On January 13, 2006, the Federal Trade Commission ("FTC"), the agency charged with administering the Hart-Scott-Rodino Antitrust Improvements Act of 1976 (the "HSR Act") and its filing requirements, approved the new annual HSR Act notification thresholds. The new thresholds, which are expected to be published in the Federal Register by late January 2006 and will become effective 30 days later, will be as follows:

  • The "size of transaction" threshold will increase from $53.1 million to $56.7 million. No HSR Act notification will be required if the value of voting securities and assets held as a result of the transaction is below this threshold.
  • The "size of parties" thresholds of $106.2 million in annual sales and $10.7 million in total assets will increase to $113.4 million and $11.3 million, respectively. For transactions valued at more than $56.7 million, no HSR Act notification will be required if the ultimate parent entities of one or both parties to the transaction do not satisfy the applicable size of parties thresholds.
  • Transactions valued at more than $226.8 million (previously $212.3 million) will be reportable regardless of the size of the parties, unless an HSR Act exemption applies.

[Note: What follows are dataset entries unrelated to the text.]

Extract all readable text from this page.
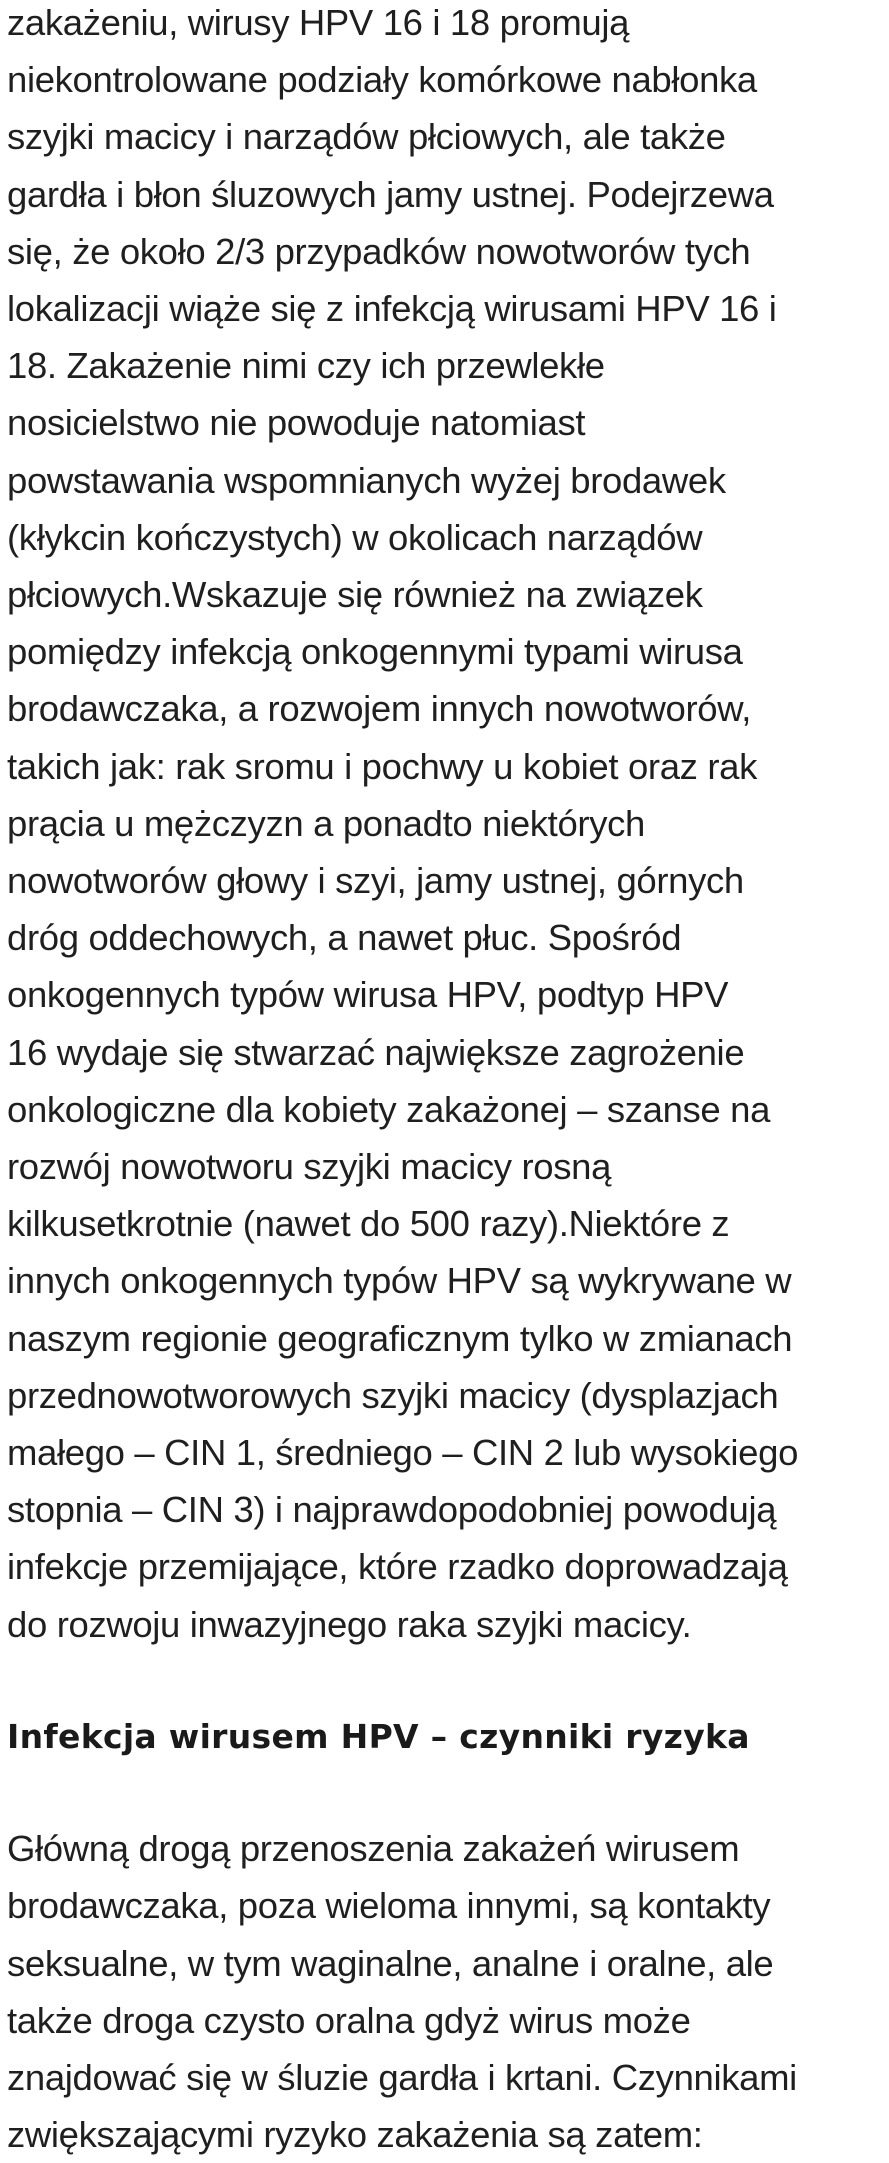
zakażeniu, wirusy HPV 16 i 18 promują
niekontrolowane podziały komórkowe nabłonka
szyjki macicy i narządów płciowych, ale także
gardła i błon śluzowych jamy ustnej. Podejrzewa
się, że około 2/3 przypadków nowotworów tych
lokalizacji wiąże się z infekcją wirusami HPV 16 i
18. Zakażenie nimi czy ich przewlekłe
nosicielstwo nie powoduje natomiast
powstawania wspomnianych wyżej brodawek
(kłykcin kończystych) w okolicach narządów
płciowych.Wskazuje się również na związek
pomiędzy infekcją onkogennymi typami wirusa
brodawczaka, a rozwojem innych nowotworów,
takich jak: rak sromu i pochwy u kobiet oraz rak
prącia u mężczyzn a ponadto niektórych
nowotworów głowy i szyi, jamy ustnej, górnych
dróg oddechowych, a nawet płuc. Spośród
onkogennych typów wirusa HPV, podtyp HPV
16 wydaje się stwarzać największe zagrożenie
onkologiczne dla kobiety zakażonej – szanse na
rozwój nowotworu szyjki macicy rosną
kilkusetkrotnie (nawet do 500 razy).Niektóre z
innych onkogennych typów HPV są wykrywane w
naszym regionie geograficznym tylko w zmianach
przednowotworowych szyjki macicy (dysplazjach
małego – CIN 1, średniego – CIN 2 lub wysokiego
stopnia – CIN 3) i najprawdopodobniej powodują
infekcje przemijające, które rzadko doprowadzają
do rozwoju inwazyjnego raka szyjki macicy.

Infekcja wirusem HPV – czynniki ryzyka

Główną drogą przenoszenia zakażeń wirusem
brodawczaka, poza wieloma innymi, są kontakty
seksualne, w tym waginalne, analne i oralne, ale
także droga czysto oralna gdyż wirus może
znajdować się w śluzie gardła i krtani. Czynnikami
zwiększającymi ryzyko zakażenia są zatem:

The new HSR Act thresholds also apply to certain other thresholds and exemptions.

The new thresholds do not affect the HSR filing fees, but the applicable filing fee will be based on the new thresholds, as follows: $45,000 for transactions valued at less than $113.4 million; $125,000 for transactions valued from $113.4 million up to $567.0 million; and $280,000 for transactions valued at $567.0 million or more.

The HSR notification thresholds are adjusted annually to reflect changes in the U.S. gross national product. The new thresholds will remain in effect until the next annual adjustment, expected in the first quarter of 2007.

The FTC also published recently certain other changes to the HSR Act notification requirements.

  • Effective January 11, 2006, a party submitting an HSR notification may provide an Internet address linking directly to certain Securities and Exchange Commission filings and financial information, in lieu of providing paper copies of these filings, in response to Items 4(a) and 4(b) of the HSR form.
  • Effective January 30, 2006, a party submitting an HSR form must provide its fiscal year 2002 annual revenues as the "base year" (currently the notification requires parties to provide fiscal year 1997 revenues as the base year). Prior to the effective date of this change, a party may report either 1997 or 2002 revenues, so long as all parties submitting an HSR form provide revenues for the same base year period.

Because of the generality of this update, the information provided herein may not be applicable in all situations and should not be acted upon without specific legal advice based on particular situations.